Fiona Hill, adviser with sharp eye for detail, is next up

By Lynn Berry, The Associated Press

WASHINGTON — They have heard the measured testimony of career diplomats and the mind-boggling account of a first-time ambassador who declared he was in charge of President Donald Trump’s Ukraine policy. Now House impeachment investigators will hear from Fiona Hill, a no-nonsense former White House adviser who was alarmed by what she saw unfolding around her.

Hill, who speaks rapid-fire and in the distinctive accent of the coal country of northern England where she grew up, is expected to testify Thursday about what she witnessed inside the White House as two men — European Union Ambassador Gordon Sondland and Trump’s personal lawyer Rudy Giuliani — carried out foreign policy for an unconventional president.

She is a distinguished Russia analyst who took a break from the think-tank world to serve as a national intelligence officer from early 2006 to late 2009. She took another leave from the Brookings Institution in early 2017 to join the National Security Council at the start of the Trump administration, a decision that raised eyebrows at the time.

Hill built her reputation on her insights into Russian President Vladimir Putin and clear-eyed view of the threats posed by Russia, yet went to work for a president who discounted Russian election interference and appeared to believe in Putin’s good intentions.

In closed-door testimony last month, Hill testified that she spent an “inordinate amount of time” at the White House co-ordinating with Sondland, whose donation to Trump’s inauguration preceded his appointment as ambassador to the EU. Sondland testified Wednesday that Trump and Giuliani sought a quid pro quo with Ukraine, and that he was under orders from the president to help make it happen.

Sondland said Trump wanted Ukrainian President Volodymyr Zelenskiy to announce investigations of Democrats before he would agree to welcome him at the White House.
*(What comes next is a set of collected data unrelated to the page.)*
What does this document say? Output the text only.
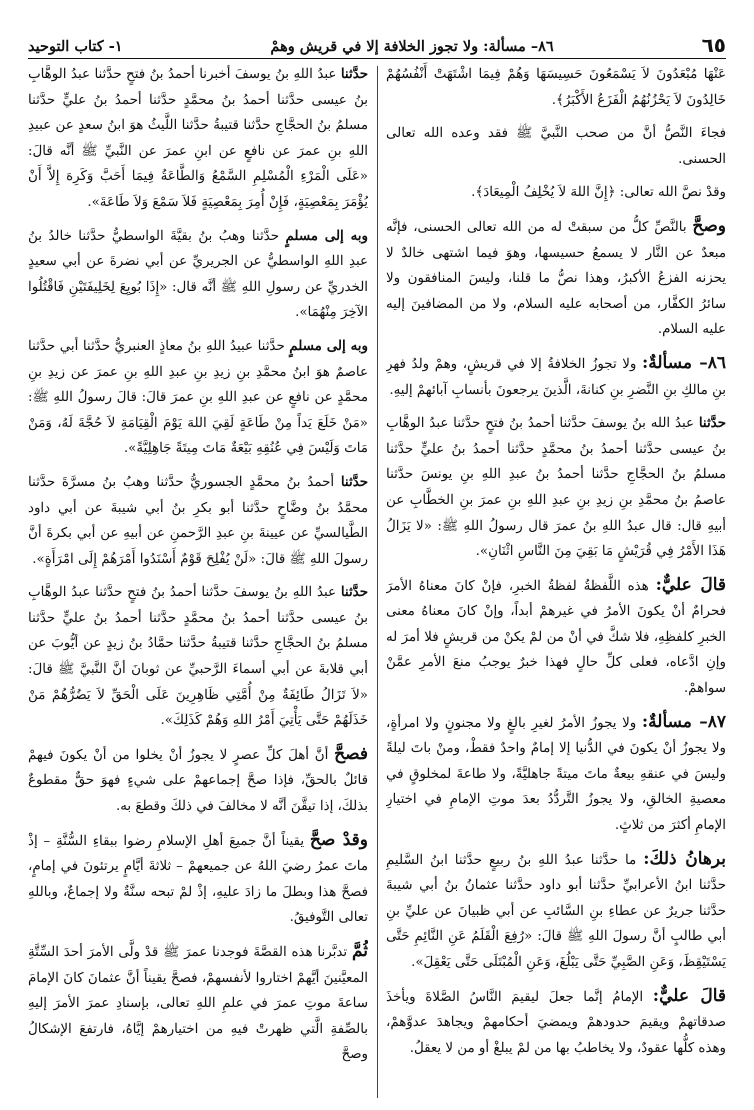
٦٥
٨٦– مسألة: ولا تجوز الخلافة إلا في قريش وهمْ
١- كتاب التوحيد

عَنْهَا مُبْعَدُونَ لاَ يَسْمَعُونَ حَسِيسَهَا وَهُمْ فِيمَا اشْتَهَتْ أَنْفُسُهُمْ خَالِدُونَ لاَ يَحْزُنُهُمُ الْفَزَعُ الأَكْبَرُ﴾.

فجاءَ النَّصُّ أنَّ من صحب النَّبيَّ ﷺ فقد وعده الله تعالى الحسنى.

وقدْ نصَّ الله تعالى: ﴿إِنَّ اللهَ لاَ يُخْلِفُ الْمِيعَادَ﴾.

وصحَّ بالنَّصِّ كلُّ من سبقتْ له من الله تعالى الحسنى، فإنَّه مبعدٌ عن النَّار لا يسمعُ حسيسها، وهوَ فيما اشتهى خالدٌ لا يحزنه الفزعُ الأكبرُ، وهذا نصُّ ما قلنا، وليسَ المنافقون ولا سائرُ الكفَّار، من أصحابه عليه السلام، ولا من المضافينَ إليه عليه السلام.

٨٦– مسألةٌ: ولا تجوزُ الخلافةُ إلا في قريشٍ، وهمْ ولدُ فهرِ بنِ مالكِ بنِ النَّضرِ بنِ كنانةَ، الَّذينَ يرجعونَ بأنسابِ آبائهمْ إليهِ.

حدَّثنا عبدُ الله بنُ يوسفَ حدَّثنا أحمدُ بنُ فتحٍ حدَّثنا عبدُ الوهَّابِ بنُ عيسى حدَّثنا أحمدُ بنُ محمَّدٍ حدَّثنا أحمدُ بنُ عليٍّ حدَّثنا مسلمُ بنُ الحجَّاجِ حدَّثنا أحمدُ بنُ عبدِ اللهِ بنِ يونسَ حدَّثنا عاصمُ بنُ محمَّدِ بنِ زيدِ بنِ عبدِ اللهِ بنِ عمرَ بنِ الخطَّابِ عن أبيهِ قال: قال عبدُ اللهِ بنُ عمرَ قال رسولُ اللهِ ﷺ: «لا يَزَالُ هَذَا الأَمْرُ فِي قُرَيْشٍ مَا بَقِيَ مِنَ النَّاسِ اثْنَانِ».

قالَ عليٌّ: هذه اللَّفظةُ لفظةُ الخبرِ، فإنْ كانَ معناهُ الأمرَ فحرامٌ أنْ يكونَ الأمرُ في غيرهمْ أبداً، وإنْ كانَ معناهُ معنى الخبرِ كلفظِهِ، فلا شكَّ في أنْ من لمْ يكنْ من قريشٍ فلا أمرَ له وإنِ ادَّعاه، فعلى كلِّ حالٍ فهذا خبرٌ يوجبُ منعَ الأمرِ عمَّنْ سواهمْ.

٨٧– مسألةٌ: ولا يجوزُ الأمرُ لغيرِ بالغٍ ولا مجنونٍ ولا امرأةٍ، ولا يجوزُ أنْ يكونَ في الدُّنيا إلا إمامٌ واحدٌ فقطْ، ومنْ باتَ ليلةً وليسَ في عنقهِ بيعةٌ ماتَ ميتةً جاهليَّةً، ولا طاعةَ لمخلوقٍ في معصيةِ الخالقِ، ولا يجوزُ التَّردُّدُ بعدَ موتِ الإمامِ في اختيارِ الإمامِ أكثرَ من ثلاثٍ.

برهانُ ذلكَ: ما حدَّثنا عبدُ اللهِ بنُ ربيعٍ حدَّثنا ابنُ السَّليمِ حدَّثنا ابنُ الأعرابيِّ حدَّثنا أبو داود حدَّثنا عثمانُ بنُ أبي شيبةَ حدَّثنا جريرٌ عن عطاءِ بنِ السَّائبِ عن أبي ظبيانَ عن عليِّ بنِ أبي طالبٍ أنَّ رسولَ اللهِ ﷺ قالَ: «رُفِعَ الْقَلَمُ عَنِ النَّائِمِ حَتَّى يَسْتَيْقِظَ، وَعَنِ الصَّبِيِّ حَتَّى يَبْلُغَ، وَعَنِ الْمُبْتَلَى حَتَّى يَعْقِلَ».

قالَ عليٌّ: الإمامُ إنَّما جعلَ ليقيمَ النَّاسُ الصَّلاةَ ويأخذَ صدقاتهمْ ويقيمَ حدودهمْ ويمضيَ أحكامهمْ ويجاهدَ عدوَّهمْ، وهذه كلُّها عقودٌ، ولا يخاطبُ بها من لمْ يبلغْ أو من لا يعقلُ.

حدَّثنا عبدُ اللهِ بنُ يوسفَ أخبرنا أحمدُ بنُ فتحٍ حدَّثنا عبدُ الوهَّابِ بنُ عيسى حدَّثنا أحمدُ بنُ محمَّدٍ حدَّثنا أحمدُ بنُ عليٍّ حدَّثنا مسلمُ بنُ الحجَّاجِ حدَّثنا قتيبةُ حدَّثنا اللَّيثُ هوَ ابنُ سعدٍ عن عبيدِ اللهِ بنِ عمرَ عن نافعٍ عن ابنِ عمرَ عن النَّبيِّ ﷺ أنَّه قالَ: «عَلَى الْمَرْءِ الْمُسْلِمِ السَّمْعُ وَالطَّاعَةُ فِيمَا أَحَبَّ وَكَرِهَ إِلاَّ أَنْ يُؤْمَرَ بِمَعْصِيَةٍ، فَإِنْ أُمِرَ بِمَعْصِيَةٍ فَلاَ سَمْعَ وَلاَ طَاعَةَ».

وبه إلى مسلمٍ حدَّثنا وهبُ بنُ بقيَّةَ الواسطيُّ حدَّثنا خالدُ بنُ عبدِ اللهِ الواسطيُّ عن الجريريِّ عن أبي نضرةَ عن أبي سعيدٍ الخدريِّ عن رسولِ اللهِ ﷺ أنَّه قال: «إِذَا بُويِعَ لِخَلِيفَتَيْنِ فَاقْتُلُوا الآخِرَ مِنْهُمَا».

وبه إلى مسلمٍ حدَّثنا عبيدُ اللهِ بنُ معاذٍ العنبريُّ حدَّثنا أبي حدَّثنا عاصمٌ هوَ ابنُ محمَّدِ بنِ زيدِ بنِ عبدِ اللهِ بنِ عمرَ عن زيدِ بنِ محمَّدٍ عن نافعٍ عن عبدِ اللهِ بنِ عمرَ قالَ: قالَ رسولُ اللهِ ﷺ: «مَنْ خَلَعَ يَداً مِنْ طَاعَةٍ لَقِيَ اللهَ يَوْمَ الْقِيَامَةِ لاَ حُجَّةَ لَهُ، وَمَنْ مَاتَ وَلَيْسَ فِي عُنُقِهِ بَيْعَةٌ مَاتَ مِيتَةً جَاهِلِيَّةً».

حدَّثنا أحمدُ بنُ محمَّدٍ الجسوريُّ حدَّثنا وهبُ بنُ مسرَّةَ حدَّثنا محمَّدُ بنُ وضَّاحٍ حدَّثنا أبو بكرِ بنُ أبي شيبةَ عن أبي داود الطَّيالسيِّ عن عيينةَ بنِ عبدِ الرَّحمنِ عن أبيهِ عن أبي بكرةَ أنَّ رسولَ اللهِ ﷺ قالَ: «لَنْ يُفْلِحَ قَوْمٌ أَسْنَدُوا أَمْرَهُمْ إِلَى امْرَأَةٍ».

حدَّثنا عبدُ اللهِ بنُ يوسفَ حدَّثنا أحمدُ بنُ فتحٍ حدَّثنا عبدُ الوهَّابِ بنُ عيسى حدَّثنا أحمدُ بنُ محمَّدٍ حدَّثنا أحمدُ بنُ عليٍّ حدَّثنا مسلمُ بنُ الحجَّاجِ حدَّثنا قتيبةُ حدَّثنا حمَّادُ بنُ زيدٍ عن أيُّوبَ عن أبي قلابةَ عن أبي أسماءَ الرَّحبيِّ عن ثوبانَ أنَّ النَّبيَّ ﷺ قالَ: «لاَ تَزَالُ طَائِفَةٌ مِنْ أُمَّتِي ظَاهِرِينَ عَلَى الْحَقِّ لاَ يَضُرُّهُمْ مَنْ خَذَلَهُمْ حَتَّى يَأْتِيَ أَمْرُ اللهِ وَهُمْ كَذَلِكَ».

فصحَّ أنَّ أهلَ كلِّ عصرٍ لا يجوزُ أنْ يخلوا من أنْ يكونَ فيهمْ قائلٌ بالحقِّ، فإذا صحَّ إجماعهمْ على شيءٍ فهوَ حقٌّ مقطوعٌ بذلكَ، إذا تيقَّنَ أنَّه لا مخالفَ في ذلكَ وقطعَ به.

وقدْ صحَّ يقيناً أنَّ جميعَ أهلِ الإسلامِ رضوا ببقاءِ السُّنَّةِ – إذْ ماتَ عمرُ رضيَ اللهُ عن جميعهمْ – ثلاثةَ أيَّامٍ يرتئونَ في إمامٍ، فصحَّ هذا وبطلَ ما زادَ عليهِ، إذْ لمْ تبحه سنَّةٌ ولا إجماعٌ، وباللهِ تعالى التَّوفيقُ.

ثُمَّ تدبَّرنا هذه القصَّةَ فوجدنا عمرَ ﷺ قدْ ولَّى الأمرَ أحدَ السِّتَّةِ المعيَّنينَ أيَّهمْ اختاروا لأنفسهمْ، فصحَّ يقيناً أنَّ عثمانَ كانَ الإمامَ ساعةَ موتِ عمرَ في علمِ اللهِ تعالى، بإسنادِ عمرَ الأمرَ إليهِ بالصِّفةِ الَّتي ظهرتْ فيهِ من اختيارهمْ إيَّاهُ، فارتفعَ الإشكالُ وصحَّ
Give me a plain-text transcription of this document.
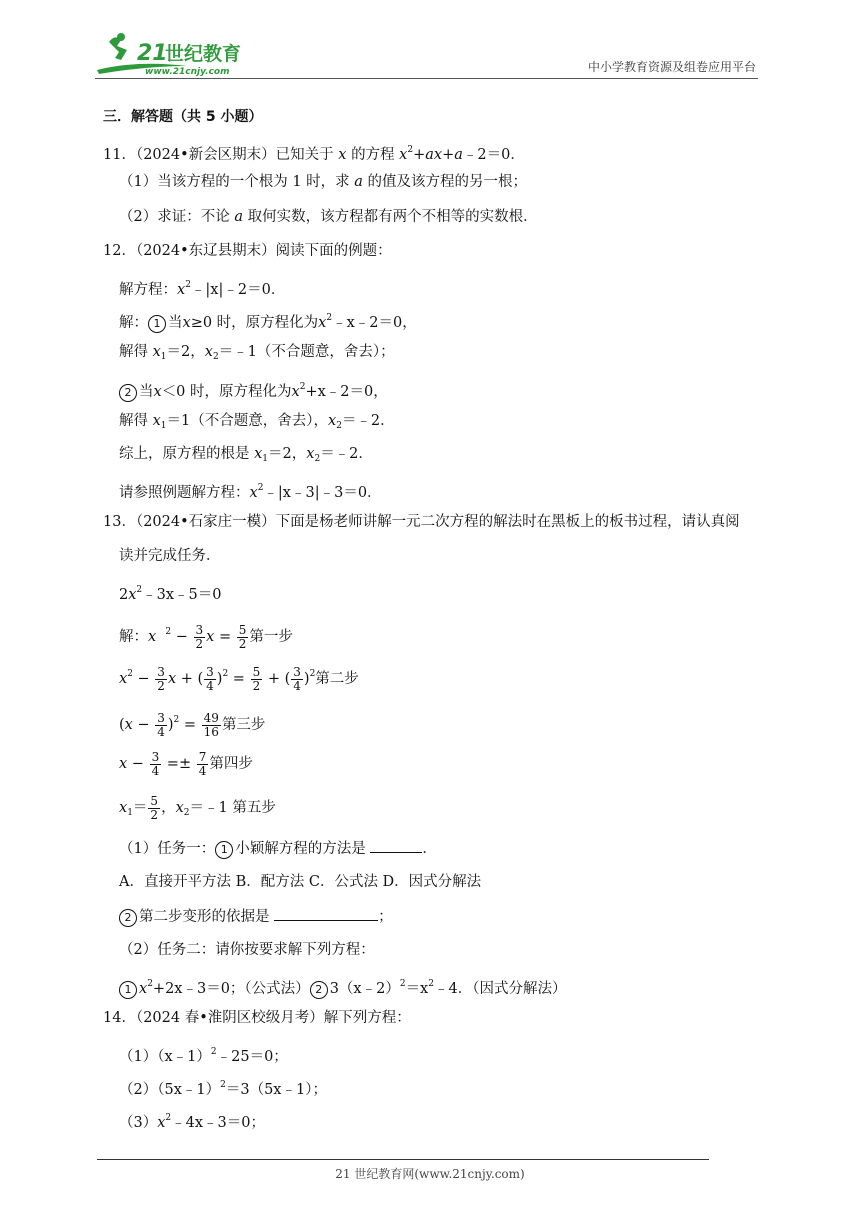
21
世纪教育
www.21cnjy.com	中小学教育资源及组卷应用平台
三．解答题（共 5 小题）
11．（2024•新会区期末）已知关于 x 的方程 $x^2+ax+a﹣2=0$．
（1）当该方程的一个根为 1 时，求 a 的值及该方程的另一根；
（2）求证：不论 a 取何实数，该方程都有两个不相等的实数根．
12．（2024•东辽县期末）阅读下面的例题：
解方程：$x^2﹣|x|﹣2=0$．
解： 1 当x≥0 时，原方程化为$x^2﹣x﹣2=0$，
解得 $x_1=2$，$x_2=﹣1$（不合题意，舍去）；
2 当x＜0 时，原方程化为$x^2+x﹣2=0$，
解得 $x_1=1$（不合题意，舍去），$x_2=﹣2$．
综上，原方程的根是 $x_1=2$，$x_2=﹣2$．
请参照例题解方程：$x^2﹣|x﹣3|﹣3=0$．
13．（2024•石家庄一模）下面是杨老师讲解一元二次方程的解法时在黑板上的板书过程，请认真阅
读并完成任务．
$2x^2﹣3x﹣5=0$
解：x $^2 - \frac{3}{2}$ $x = \frac{5}{2}$ 第一步
$x^2 - \frac{3}{2}$ x + ( $\frac{3}{4} )^2 = \frac{5}{2}$ + ( $\frac{3}{4} )^2$第二步
$(x - \frac{3}{4} )^2 = \frac{49}{16}$ 第三步
$x - \frac{3}{4} =\pm \frac{7}{4}$ 第四步
$x_1= \frac{5}{2}$ ，$x_2=﹣1$ 第五步
（1）任务一： 1 小颖解方程的方法是	．
A．直接开平方法 B．配方法 C．公式法 D．因式分解法
2 第二步变形的依据是	；
（2）任务二：请你按要求解下列方程：
1 $x^2+2x﹣3=0$；（公式法） 2 $3(x﹣2)^2=x^2﹣4$．（因式分解法）
14．（2024 春•淮阴区校级月考）解下列方程：
（1）（x﹣1）$^2$﹣25＝0；
（2）（5x﹣1）$^2$＝3（5x﹣1）；
$(3)x^2﹣4x﹣3=0$；
21 世纪教育网(www.21cnjy.com)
As the push progressed, Trump also held up nearly $400 million in military aid that Ukraine was counting on to fend off Russian aggression.

During her closed testimony, Hill warned of the risks posed by the shadow diplomacy being run by Giuliani and his associates, including two Soviet-born Florida businessmen who now face campaign finance charges. She said she told Sondland: “You’re in over your head. I don’t think you know who these people are.”

She described Sondland as a counterintelligence risk because of his use of a personal cellphone, including in Ukraine, where the networks are easily hacked by Russia. Sondland confirmed Wednesday that he called Trump on his cellphone from a restaurant in Kyiv.

David Holmes, a U.S. diplomat in Kyiv who overheard that July 26 call, also is testifying Thursday as investigators wrap up two weeks of public hearings. Holmes heard Trump ask Sondland whether Zelenskiy was going to conduct the investigations he wanted and be told he would.

Unlike Sondland, who explained discrepancies in his testimony by saying he doesn’t take notes, Hill is a meticulous note taker. She says it was a habit she learned from the first grade because her town was so poor that pupils didn’t have textbooks.

Hill left the administration about a week before the July 25 call in which Trump asked Zelenskiy to investigate his Democratic rival Joe Biden, his son and a discredited conspiracy theory that Ukraine, not Russia, interfered in the 2016 election. She learned the details only when the White House released a rough transcript in September and said she was shocked. “I sat in an awful lot of calls, and I have not seen anything like this,” she said.

But the call did not come out of the blue. It was an outgrowth of a July 10 meeting of U.S. and Ukrainian officials at the White House that Hill witnessed and described to lawmakers in vivid detail.

Hill said Sondland “blurted out” that he and Trump’s acting chief of staff, Mick Mulvaney, had worked out a deal for Ukraine’s president to visit the White House in exchange for opening the investigations. Her boss, national security adviser John Bolton, “immediately stiffened” and ended the meeting.

When Sondland led the Ukrainians to a room downstairs in the White House to continue the discussions, Bolton sent Hill to “find out what they’re talking about.” As she walked in, Sondland was trying to set up the meeting between the two presidents and mentioned Giuliani. Hill cut him off.

She reported back to Bolton, who told her to tell an NSC lawyer what she had heard and to make clear that “I am not part of whatever drug deal Sondland and Mulvaney are cooking up on this.”

Sondland on Wednesday pushed back on Hill’s account. He said he doesn’t remember the meeting being cut short and denied that by carrying out Trump’s Ukraine policy he was engaging in “some kind of rogue diplomacy.” He said Ukraine was part of his portfolio from the start, and said it’s “simply false” to say he “muscled” his way in.

Hill made clear in her testimony that she was frustrated by Sondland, particularly over his casual use of cellphones. He not only used his to call Trump and foreign officials, he was giving out her number as well. Officials from Europe would appear at the gates of the White House and call her personal phone, which was kept in a lockbox. She would later find messages from irate officials who had been told by Sondland that they could meet with her.

She is sensitive to security risks. While writing a book on Putin published in 2013, she said her phone and Brookings’ computer system were repeatedly hacked.

During her deposition, Hill’s temper flared when asked about conspiracy theories, including those espoused by Trump and his allies, seeking to deny Russia interfered in the 2016 presidential election. The reason she joined the Trump administration, she said, was because the U.S. is “in peril as a democracy” because of interference by Russians and others.

“And it doesn’t mean that other people haven’t also been trying to do things, but the Russians were who attacked us in 2016, and they’re now writing the script for others to do the same,” she said. “And if we don’t get our act together, they will continue to make fools of us internationally.”